The enormous, impressive corporate office is being forced to undergo a facelift as businesses and people become acclimated to hybrid and remote work. While companies maintain that physical presence is still required, employees continue to seek flexible work options. Microsoft recently released data based on 122 billion email exchanges and 2.3 billion meeting engagements that showed contacts with employees’ immediate teams and tight networks are reinforced while secondary networks are becoming smaller as a result of remote work. This results in missed opportunities for innovation and the requirement to provide workers a motivational cause to come to work.
One of the earliest internet companies, Dropbox, has been repurposing some of its premises as Dropbox Studios.

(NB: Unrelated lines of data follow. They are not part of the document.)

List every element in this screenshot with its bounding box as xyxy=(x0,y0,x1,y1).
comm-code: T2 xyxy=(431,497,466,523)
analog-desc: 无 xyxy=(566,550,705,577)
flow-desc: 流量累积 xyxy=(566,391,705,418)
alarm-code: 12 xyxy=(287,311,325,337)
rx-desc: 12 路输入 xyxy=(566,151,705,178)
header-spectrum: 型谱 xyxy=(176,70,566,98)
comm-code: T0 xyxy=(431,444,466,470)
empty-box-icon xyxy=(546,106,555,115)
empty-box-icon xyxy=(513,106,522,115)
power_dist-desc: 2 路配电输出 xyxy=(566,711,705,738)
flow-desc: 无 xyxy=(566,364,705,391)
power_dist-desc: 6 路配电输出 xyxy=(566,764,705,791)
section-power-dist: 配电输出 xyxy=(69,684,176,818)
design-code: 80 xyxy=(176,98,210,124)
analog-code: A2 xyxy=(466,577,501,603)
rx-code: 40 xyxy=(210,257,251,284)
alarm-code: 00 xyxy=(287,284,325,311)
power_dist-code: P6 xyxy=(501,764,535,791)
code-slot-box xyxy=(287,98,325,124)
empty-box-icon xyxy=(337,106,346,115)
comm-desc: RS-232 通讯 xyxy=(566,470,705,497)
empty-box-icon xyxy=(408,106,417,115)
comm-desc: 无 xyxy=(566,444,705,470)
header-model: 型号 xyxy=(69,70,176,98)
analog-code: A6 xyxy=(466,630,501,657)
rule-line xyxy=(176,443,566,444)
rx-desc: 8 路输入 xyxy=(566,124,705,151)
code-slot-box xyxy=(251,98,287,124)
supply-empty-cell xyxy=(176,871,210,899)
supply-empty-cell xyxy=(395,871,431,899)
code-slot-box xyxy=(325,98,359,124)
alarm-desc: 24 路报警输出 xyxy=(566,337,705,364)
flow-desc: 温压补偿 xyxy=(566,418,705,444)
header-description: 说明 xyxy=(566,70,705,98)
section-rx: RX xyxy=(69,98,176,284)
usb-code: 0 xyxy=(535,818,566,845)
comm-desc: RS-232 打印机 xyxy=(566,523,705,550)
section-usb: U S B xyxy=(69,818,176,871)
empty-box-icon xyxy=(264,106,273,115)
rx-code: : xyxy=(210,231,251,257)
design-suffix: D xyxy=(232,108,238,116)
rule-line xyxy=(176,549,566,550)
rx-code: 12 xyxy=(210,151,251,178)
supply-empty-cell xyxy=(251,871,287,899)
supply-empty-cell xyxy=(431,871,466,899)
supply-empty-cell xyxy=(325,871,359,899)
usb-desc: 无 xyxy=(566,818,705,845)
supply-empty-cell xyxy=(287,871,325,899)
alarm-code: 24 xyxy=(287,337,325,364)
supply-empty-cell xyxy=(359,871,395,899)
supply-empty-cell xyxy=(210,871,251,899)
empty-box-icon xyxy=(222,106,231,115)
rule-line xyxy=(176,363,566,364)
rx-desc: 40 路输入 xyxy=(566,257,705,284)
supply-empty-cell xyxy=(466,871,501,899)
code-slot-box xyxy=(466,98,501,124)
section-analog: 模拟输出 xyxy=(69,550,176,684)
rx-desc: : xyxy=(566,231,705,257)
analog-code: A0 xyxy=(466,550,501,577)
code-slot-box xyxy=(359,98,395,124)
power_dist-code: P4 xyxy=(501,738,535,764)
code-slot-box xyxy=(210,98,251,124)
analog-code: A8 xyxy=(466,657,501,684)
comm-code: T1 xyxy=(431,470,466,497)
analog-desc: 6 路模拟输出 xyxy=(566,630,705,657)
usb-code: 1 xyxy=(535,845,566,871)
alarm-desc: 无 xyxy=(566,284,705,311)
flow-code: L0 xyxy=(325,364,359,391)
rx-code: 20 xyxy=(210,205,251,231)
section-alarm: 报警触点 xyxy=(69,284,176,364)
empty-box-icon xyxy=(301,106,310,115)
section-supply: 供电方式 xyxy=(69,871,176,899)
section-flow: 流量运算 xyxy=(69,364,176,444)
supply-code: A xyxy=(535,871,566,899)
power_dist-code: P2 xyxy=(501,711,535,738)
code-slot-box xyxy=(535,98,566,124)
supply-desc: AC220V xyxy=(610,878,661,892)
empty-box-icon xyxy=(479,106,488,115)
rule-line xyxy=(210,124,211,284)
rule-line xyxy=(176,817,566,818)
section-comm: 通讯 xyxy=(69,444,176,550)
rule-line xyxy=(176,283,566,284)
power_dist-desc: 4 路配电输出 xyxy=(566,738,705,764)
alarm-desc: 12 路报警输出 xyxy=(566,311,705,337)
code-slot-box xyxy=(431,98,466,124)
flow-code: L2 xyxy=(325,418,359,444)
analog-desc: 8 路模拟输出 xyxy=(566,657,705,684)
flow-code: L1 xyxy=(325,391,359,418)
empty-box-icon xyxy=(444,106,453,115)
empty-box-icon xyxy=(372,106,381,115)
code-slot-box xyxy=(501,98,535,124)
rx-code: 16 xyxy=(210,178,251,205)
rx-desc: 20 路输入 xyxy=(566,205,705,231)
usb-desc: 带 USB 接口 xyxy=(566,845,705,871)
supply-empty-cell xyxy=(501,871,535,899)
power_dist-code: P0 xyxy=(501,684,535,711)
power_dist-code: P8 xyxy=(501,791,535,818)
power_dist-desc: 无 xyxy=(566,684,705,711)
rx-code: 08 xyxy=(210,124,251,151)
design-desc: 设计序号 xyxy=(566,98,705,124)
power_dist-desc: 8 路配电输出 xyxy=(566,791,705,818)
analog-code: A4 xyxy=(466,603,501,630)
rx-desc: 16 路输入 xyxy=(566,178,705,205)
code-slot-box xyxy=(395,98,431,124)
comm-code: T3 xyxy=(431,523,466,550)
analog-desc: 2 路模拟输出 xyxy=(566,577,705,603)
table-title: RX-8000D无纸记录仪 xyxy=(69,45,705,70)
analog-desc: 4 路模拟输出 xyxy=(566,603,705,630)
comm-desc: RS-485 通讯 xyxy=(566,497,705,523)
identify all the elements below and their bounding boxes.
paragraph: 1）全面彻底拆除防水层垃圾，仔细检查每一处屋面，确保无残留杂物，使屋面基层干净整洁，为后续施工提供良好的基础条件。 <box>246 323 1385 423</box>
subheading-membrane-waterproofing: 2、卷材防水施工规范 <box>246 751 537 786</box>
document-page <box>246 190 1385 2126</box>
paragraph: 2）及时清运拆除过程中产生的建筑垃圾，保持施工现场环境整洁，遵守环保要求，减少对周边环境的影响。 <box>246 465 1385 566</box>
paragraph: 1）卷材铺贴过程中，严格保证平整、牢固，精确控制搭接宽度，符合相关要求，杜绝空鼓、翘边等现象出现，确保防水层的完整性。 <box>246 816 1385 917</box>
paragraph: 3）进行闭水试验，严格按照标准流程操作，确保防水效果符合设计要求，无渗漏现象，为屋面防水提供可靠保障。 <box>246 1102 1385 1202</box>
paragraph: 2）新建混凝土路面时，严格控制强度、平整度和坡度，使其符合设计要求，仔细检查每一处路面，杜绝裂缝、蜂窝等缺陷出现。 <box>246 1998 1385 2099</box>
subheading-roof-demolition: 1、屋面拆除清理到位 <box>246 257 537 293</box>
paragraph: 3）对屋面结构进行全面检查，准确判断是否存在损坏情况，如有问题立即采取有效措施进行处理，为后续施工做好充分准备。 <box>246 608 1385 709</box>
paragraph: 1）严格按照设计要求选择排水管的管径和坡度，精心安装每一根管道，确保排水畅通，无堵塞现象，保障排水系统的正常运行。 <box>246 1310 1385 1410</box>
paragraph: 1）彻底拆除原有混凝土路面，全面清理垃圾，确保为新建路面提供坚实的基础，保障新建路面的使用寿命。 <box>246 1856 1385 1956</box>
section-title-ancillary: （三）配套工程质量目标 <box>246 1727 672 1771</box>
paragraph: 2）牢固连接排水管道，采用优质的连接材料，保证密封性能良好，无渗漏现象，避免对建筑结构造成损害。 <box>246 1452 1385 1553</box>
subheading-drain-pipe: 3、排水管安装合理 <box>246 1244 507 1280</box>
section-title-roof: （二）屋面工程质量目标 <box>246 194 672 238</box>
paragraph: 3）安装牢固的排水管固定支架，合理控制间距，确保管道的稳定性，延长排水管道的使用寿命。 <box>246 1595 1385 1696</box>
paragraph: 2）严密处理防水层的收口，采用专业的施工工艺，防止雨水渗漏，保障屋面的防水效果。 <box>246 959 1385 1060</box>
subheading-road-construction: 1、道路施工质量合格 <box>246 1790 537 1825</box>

These locations are intended to be “magical community spaces,” fusing a coffee shop, a collaboration area, and a venue for group training to create what I refer to as the “off-site, on-site.” Dropbox published a Virtual First Toolkit including these lessons to aid other businesses.
“This is already happening,” claims Kirschner, “as more heads of real estate are reporting to CHROs and novel uses are being discovered for extra space, including turning it into areas for holding community events and staff collaboration spaces.”
For HR, 2023 will be a year of tremendous potential. But there are a lot of obstacles to overcome.
HR must first put their own needs first and keep strengthening their resilience. This will put HR practitioners in a better position to improve employee welfare and assist firms in preparing for new challenges.
Second, firms must embrace a broader viewpoint and recognize that HR trends affect the entire company, not just one department. They need to think about how HR can be a crucial part of managing organizational transformation. To effectively manage the changes in the corporate environment, business executives and HR must work closely and urgently together.
Thirdly, companies must acknowledge that we are on the verge of a new era, one that puts the needs of people first and views enterprises not just as frameworks for optimizing efficiency and profit but also as sources of meaning for their varied, empowered, and engaged workforces.
It’s time for HR to stand up, seize the possibilities that 2023 will offer, and redefine the value proposition of the function as a business leader and creator of competitive people skills. Driving strategic impact via people is HR’s fundamental strength.